12/29/2007 02:56 pm ET | Updated May 25, 2011

It Seems I Should Be For John Edwards -- So Why Am I For Obama?

I'm what they call a "left conservative." That means someone who remembers when progressives were united around a vision of global economic justice, someone who cautioned against the displacement of that vision during the rise of an otherwise completely righteous identity politics in the '70s.

In a nutshell, it means someone who realizes that, while it is a sign of progress when Richard Parsons and Carly Fiorina can become CEOs of major corporations--it is not fundamental progress, it does not change the nature of institutions.

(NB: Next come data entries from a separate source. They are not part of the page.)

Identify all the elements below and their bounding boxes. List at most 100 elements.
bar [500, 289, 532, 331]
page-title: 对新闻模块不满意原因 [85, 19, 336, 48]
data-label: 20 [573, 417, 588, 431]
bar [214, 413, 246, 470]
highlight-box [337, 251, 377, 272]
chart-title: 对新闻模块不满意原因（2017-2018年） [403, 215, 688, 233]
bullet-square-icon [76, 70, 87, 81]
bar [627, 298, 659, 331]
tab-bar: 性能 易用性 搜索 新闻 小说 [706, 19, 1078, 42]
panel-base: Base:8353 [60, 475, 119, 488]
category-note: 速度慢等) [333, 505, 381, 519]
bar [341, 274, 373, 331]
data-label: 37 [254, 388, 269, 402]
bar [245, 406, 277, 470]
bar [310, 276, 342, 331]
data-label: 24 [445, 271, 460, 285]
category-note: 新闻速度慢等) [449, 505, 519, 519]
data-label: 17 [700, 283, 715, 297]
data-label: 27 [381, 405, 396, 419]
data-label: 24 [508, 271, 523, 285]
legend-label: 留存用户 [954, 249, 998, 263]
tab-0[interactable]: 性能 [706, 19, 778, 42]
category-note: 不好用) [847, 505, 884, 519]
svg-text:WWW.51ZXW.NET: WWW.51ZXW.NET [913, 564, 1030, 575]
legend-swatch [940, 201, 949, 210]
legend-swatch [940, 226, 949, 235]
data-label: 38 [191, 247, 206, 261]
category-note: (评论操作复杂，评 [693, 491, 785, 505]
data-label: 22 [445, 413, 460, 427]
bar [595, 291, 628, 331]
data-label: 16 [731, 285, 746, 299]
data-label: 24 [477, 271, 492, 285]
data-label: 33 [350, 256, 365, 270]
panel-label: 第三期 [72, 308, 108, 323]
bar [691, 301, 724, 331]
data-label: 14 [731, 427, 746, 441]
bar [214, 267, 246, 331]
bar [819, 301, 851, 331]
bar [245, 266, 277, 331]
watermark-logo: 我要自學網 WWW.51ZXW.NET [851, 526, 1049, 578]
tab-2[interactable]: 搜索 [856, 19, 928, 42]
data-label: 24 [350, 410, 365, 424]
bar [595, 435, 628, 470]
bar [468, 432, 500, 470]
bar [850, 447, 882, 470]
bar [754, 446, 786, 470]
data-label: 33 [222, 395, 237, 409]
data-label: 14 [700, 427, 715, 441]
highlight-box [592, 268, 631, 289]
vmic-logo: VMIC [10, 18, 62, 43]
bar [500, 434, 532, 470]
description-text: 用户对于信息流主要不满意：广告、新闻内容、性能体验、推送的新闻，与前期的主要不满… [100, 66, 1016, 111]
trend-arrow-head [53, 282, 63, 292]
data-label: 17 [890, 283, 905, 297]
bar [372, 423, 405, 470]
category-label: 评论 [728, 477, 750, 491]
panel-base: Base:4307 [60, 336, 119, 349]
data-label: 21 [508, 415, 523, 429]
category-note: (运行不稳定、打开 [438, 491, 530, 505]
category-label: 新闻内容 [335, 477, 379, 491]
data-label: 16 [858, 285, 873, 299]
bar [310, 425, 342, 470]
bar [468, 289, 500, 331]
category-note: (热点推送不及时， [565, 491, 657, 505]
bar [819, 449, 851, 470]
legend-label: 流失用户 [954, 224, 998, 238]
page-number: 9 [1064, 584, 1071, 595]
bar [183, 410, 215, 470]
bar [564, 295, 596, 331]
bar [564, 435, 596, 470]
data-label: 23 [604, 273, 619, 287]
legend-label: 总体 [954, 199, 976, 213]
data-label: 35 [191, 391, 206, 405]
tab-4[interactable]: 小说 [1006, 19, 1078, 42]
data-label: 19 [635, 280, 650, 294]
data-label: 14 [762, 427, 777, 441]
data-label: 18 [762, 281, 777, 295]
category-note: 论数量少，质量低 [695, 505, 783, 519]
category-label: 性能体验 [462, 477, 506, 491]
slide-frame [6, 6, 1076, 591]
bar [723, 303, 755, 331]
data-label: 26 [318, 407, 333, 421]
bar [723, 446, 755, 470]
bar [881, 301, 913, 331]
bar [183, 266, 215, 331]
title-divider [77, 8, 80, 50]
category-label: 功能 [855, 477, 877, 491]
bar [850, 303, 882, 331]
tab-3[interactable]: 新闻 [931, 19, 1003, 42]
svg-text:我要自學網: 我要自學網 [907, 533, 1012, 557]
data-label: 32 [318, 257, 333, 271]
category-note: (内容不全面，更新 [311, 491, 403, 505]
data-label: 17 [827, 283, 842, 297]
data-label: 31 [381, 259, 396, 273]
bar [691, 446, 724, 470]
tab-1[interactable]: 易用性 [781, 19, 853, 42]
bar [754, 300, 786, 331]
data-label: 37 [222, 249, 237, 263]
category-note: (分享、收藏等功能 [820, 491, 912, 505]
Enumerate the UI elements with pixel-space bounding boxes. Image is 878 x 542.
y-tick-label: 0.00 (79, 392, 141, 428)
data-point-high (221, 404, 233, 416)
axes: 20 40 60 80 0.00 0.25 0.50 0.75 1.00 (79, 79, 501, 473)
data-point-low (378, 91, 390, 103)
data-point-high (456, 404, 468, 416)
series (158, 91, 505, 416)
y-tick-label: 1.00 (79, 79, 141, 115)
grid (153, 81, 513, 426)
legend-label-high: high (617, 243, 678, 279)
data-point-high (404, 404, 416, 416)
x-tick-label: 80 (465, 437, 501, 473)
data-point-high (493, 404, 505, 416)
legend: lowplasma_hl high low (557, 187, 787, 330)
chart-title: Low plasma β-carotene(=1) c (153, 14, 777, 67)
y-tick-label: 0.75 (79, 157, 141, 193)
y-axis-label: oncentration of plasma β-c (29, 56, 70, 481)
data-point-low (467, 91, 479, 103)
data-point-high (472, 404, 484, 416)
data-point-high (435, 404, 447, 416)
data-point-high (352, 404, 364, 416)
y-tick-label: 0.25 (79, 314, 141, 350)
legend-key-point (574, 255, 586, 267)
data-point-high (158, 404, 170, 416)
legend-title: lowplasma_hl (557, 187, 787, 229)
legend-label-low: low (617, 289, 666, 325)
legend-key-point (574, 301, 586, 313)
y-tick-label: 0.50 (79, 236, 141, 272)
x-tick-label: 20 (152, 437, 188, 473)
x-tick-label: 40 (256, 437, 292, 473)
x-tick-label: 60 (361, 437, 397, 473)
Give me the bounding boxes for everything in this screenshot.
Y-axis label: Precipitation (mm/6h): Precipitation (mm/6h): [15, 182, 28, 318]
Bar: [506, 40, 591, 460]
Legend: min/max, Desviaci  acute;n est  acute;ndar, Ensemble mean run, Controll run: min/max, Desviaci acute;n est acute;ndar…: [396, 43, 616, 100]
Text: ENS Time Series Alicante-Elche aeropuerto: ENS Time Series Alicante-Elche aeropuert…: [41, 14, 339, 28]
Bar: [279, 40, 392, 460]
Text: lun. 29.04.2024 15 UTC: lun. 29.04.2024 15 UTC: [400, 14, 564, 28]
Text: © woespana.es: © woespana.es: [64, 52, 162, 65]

Apart from good ole' Dennis, hapless as he is, John Edwards is the candidate who comes closest to reviving that old vision. And yet, somehow, I just can't be for the guy. I'm a bit embarrassed about my reasons, they are so superficial--his naked ambition, his smoothness and, yes, his hair: it adds up to a package I just don't trust. His commitment is palpable, but it feels like a lawyer's commitment, a professional commitment, a determination to win whatever case he has.

But with Obama? Well, it is passing strange. With the exception of Iraq, his positions are as centrist and vague as his rhetoric. His ties to big money are established. But he's got something else--no, he is something else.

Bill Clinton said it best, actually--while he was slicing and dicing Barack on the Charlie Rose show. Just a Symbol of Change, he opined, not an Agent of Change. Like Hillary (say what?).

As an old-fashioned leftie I should be skeptical of a mere symbol, shouldn't I? Well, it depends. Obama is a very special symbol. He transcends the culture wars and identity politics simply in virtue of who he is. Andrew Sullivan gets it right in a recent piece called--Goodbye To All That. Exactly. Enough with us boomers and our ancient grievances.

Sullivan also emphasizes the impact of an Obama presidency on a world that now fears and despises us. Just the fact of it. Just the face. Just the name. At a stroke, America secures a new beginning--in its own eyes as well. Nothing else could do it so decisively. So what if he's inexperienced? He's smart. He's a quick study. He'll listen to Dick Holbrooke and Joe Biden and he'll make those sensible, centrist decisions. He's no radical, he's shown that, Lord knows--he'll be as deliberate and pragmatic in office as he's been in the campaign.

It's not the policy, stupid, it's the symbolism. Obama actually embodies what he represents. That means he doesn't just represent change. He is change.